I laughed. "Yes, for you."

"So," he said, chuckling softly, "I guess I should let you go spend the rest of the night making a decision.... Big choices ahead."

"I don’t know… I actually like talking to you. I think."

"I love it more than anything else," he said, his voice suddenly soft. "But I don’t want to hinder you. You said it yourself, if you go to university, I get to be with you. And I do want that. I want to be with you."

"You have no idea at all what you want to do?" he asked after a pause. "That’s going to be hard."

"How about fashion?" he suggested. "Or wait, is there a degree for makeup?" he added, grinning through the phone.

I laughed again. "Why are you laughing?" he asked, mock offended.

"You always look so beautiful. You dress so well. I think you can do it."

"I don’t know," I said, still smiling. "I don’t think I really want to be a makeup artist or anything. But… I want to do something fun. And something that also kind of makes me important in the family. I don’t know, I haven’t figured it out yet, but I’m hoping by tomorrow I will."
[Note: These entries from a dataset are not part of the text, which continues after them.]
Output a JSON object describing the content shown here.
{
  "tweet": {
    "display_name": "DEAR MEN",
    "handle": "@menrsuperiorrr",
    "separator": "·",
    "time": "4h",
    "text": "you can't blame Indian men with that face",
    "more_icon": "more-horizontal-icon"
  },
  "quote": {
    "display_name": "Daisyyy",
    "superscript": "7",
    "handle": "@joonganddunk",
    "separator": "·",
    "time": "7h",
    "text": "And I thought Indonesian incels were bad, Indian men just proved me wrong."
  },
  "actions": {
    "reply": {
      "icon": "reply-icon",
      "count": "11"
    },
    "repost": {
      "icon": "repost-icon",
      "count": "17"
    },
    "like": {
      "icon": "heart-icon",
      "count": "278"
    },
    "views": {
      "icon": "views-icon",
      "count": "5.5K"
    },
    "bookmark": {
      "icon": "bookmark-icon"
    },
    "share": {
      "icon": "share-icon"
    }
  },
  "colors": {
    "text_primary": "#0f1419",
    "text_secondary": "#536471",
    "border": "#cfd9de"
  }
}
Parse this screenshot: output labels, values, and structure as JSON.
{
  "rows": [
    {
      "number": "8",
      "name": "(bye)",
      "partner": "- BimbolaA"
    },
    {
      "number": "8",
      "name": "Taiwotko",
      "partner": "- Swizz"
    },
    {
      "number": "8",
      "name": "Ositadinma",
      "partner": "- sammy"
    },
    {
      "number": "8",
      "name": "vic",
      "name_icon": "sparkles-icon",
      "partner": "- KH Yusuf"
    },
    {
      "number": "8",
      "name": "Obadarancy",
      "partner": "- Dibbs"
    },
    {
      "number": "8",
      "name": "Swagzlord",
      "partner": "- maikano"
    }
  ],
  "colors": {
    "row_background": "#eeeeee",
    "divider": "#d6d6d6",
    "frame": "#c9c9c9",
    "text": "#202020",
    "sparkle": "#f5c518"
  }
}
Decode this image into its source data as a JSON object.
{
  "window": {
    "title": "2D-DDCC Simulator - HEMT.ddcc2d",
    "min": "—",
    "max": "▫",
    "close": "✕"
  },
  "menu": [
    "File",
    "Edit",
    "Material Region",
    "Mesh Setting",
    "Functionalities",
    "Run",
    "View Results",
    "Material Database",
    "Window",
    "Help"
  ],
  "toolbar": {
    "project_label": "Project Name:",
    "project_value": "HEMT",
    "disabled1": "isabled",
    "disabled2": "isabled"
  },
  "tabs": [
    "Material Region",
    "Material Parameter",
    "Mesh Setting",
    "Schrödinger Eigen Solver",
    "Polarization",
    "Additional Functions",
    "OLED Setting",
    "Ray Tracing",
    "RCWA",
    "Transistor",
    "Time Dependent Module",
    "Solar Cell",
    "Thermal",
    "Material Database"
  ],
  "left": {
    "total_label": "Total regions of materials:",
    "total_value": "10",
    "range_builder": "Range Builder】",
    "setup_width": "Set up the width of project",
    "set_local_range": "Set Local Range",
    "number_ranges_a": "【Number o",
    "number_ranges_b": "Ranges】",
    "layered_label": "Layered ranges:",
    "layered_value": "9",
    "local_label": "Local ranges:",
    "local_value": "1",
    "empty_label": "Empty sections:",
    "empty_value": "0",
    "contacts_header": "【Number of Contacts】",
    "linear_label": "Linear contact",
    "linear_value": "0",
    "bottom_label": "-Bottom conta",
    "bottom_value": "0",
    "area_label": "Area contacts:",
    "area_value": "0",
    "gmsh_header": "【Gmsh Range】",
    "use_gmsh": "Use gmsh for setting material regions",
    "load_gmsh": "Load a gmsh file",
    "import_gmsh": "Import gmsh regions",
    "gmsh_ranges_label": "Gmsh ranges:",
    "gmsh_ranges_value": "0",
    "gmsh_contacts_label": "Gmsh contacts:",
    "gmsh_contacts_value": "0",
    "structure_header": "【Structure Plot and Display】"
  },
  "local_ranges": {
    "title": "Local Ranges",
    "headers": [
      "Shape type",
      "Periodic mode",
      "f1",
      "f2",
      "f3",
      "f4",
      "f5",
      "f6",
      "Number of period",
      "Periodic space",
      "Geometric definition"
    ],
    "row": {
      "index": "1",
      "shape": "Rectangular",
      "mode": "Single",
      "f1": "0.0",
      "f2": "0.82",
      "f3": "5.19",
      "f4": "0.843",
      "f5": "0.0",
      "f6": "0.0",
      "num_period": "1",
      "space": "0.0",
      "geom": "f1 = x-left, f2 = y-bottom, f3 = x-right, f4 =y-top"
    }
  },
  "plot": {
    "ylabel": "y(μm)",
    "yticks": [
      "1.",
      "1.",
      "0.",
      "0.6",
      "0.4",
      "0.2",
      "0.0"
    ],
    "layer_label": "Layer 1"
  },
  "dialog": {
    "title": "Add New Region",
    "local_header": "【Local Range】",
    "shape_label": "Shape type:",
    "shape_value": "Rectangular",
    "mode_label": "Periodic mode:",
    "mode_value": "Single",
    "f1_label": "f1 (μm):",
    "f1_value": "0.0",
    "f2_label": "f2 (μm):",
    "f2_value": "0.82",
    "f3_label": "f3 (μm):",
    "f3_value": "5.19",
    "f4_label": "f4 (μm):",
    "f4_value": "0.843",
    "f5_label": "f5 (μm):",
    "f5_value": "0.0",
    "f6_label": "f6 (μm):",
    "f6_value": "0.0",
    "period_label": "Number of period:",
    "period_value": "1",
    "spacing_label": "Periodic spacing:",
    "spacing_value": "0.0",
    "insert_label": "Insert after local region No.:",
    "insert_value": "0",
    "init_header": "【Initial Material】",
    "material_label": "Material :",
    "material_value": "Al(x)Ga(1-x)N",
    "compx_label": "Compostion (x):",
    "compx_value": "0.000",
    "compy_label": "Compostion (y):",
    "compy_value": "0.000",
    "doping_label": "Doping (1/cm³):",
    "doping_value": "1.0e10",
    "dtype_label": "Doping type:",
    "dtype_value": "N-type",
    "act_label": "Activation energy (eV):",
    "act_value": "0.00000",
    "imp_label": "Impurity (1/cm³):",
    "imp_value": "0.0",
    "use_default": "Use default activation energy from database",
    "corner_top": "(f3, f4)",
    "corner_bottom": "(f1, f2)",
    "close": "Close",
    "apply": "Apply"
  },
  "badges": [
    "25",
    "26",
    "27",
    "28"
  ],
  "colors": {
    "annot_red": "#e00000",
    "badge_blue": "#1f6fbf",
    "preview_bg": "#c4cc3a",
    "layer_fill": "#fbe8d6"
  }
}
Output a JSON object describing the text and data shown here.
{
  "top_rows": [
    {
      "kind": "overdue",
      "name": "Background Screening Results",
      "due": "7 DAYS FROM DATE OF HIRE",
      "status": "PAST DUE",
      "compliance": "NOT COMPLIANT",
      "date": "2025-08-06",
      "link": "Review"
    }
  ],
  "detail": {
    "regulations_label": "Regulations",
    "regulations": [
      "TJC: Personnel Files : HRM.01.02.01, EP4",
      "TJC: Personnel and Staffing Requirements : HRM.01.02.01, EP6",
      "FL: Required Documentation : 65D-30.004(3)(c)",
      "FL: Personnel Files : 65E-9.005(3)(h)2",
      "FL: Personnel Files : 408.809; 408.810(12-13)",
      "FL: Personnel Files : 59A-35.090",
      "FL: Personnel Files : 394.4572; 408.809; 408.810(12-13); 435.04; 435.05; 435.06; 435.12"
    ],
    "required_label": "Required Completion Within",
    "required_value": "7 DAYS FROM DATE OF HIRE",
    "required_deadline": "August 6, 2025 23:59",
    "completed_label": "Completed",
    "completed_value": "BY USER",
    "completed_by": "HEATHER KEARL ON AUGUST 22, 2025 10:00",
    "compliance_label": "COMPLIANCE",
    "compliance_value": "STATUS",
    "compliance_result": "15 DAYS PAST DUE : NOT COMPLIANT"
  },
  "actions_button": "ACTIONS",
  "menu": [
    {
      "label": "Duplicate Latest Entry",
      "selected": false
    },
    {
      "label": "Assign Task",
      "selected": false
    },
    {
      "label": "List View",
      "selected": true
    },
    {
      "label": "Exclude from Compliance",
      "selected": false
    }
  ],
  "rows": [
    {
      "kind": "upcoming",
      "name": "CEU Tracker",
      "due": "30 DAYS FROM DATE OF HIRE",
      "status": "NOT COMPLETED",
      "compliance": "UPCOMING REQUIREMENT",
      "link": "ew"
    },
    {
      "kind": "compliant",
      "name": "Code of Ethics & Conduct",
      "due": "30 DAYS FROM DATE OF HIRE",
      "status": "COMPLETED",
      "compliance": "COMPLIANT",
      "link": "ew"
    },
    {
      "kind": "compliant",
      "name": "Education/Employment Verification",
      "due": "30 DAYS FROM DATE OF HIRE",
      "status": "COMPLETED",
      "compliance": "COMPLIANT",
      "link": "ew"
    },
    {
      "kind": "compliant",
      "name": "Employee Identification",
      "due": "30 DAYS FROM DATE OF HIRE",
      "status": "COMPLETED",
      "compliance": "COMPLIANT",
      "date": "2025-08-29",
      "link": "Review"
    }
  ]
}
"All right," he said gently. "Just text me or call me whenever, and I hope I’ll be able to help you however I can... And I hope I will be the first person to know, what you decided," he said.

"You will be," I promised.

"Okay. Good night, Cullen ."

"Good night, wifey."

I barely slept that night. I kept thinking about Cullen and the things he told me over and over. I didn't know what he did to me. But it left me somewhere between comforted and a little terrified.

And it wasn't just Cullen. I had to figure out what to study. I was on the university's website going through the majors that they provide and I thought I was going crazy. And when it was 3, I wondered if I should really call because it was really late. But in the end, I called.

And it was on the third ring when I didn't think he was going to pick up. But he did pick up.

"Hello, wifey," he said. His voice sounded grouchy, as if he were asleep.

"I'm sorry to wake you," I said.

"For you, you can wake me any time you want. So tell me, what did you decide?"

I took a deep breath. "Okay, don't laugh."

"I'm not laughing."

"Have I ever told you I was kind of good at piano?"

"No," he admitted. "I have to say, I don't know a lot about you, but I love everything I am learning about you wifey."

"So anyway, I was kind of good, but I didn’t like playing it. But now I am back at it. I think I can take a few classes. But what I have decided..."

"You want to study music?" he adds.

"Yes, but not just music. I'm going to take music therapy."

"Wow," he says. "I have to admit, I didn't see that coming."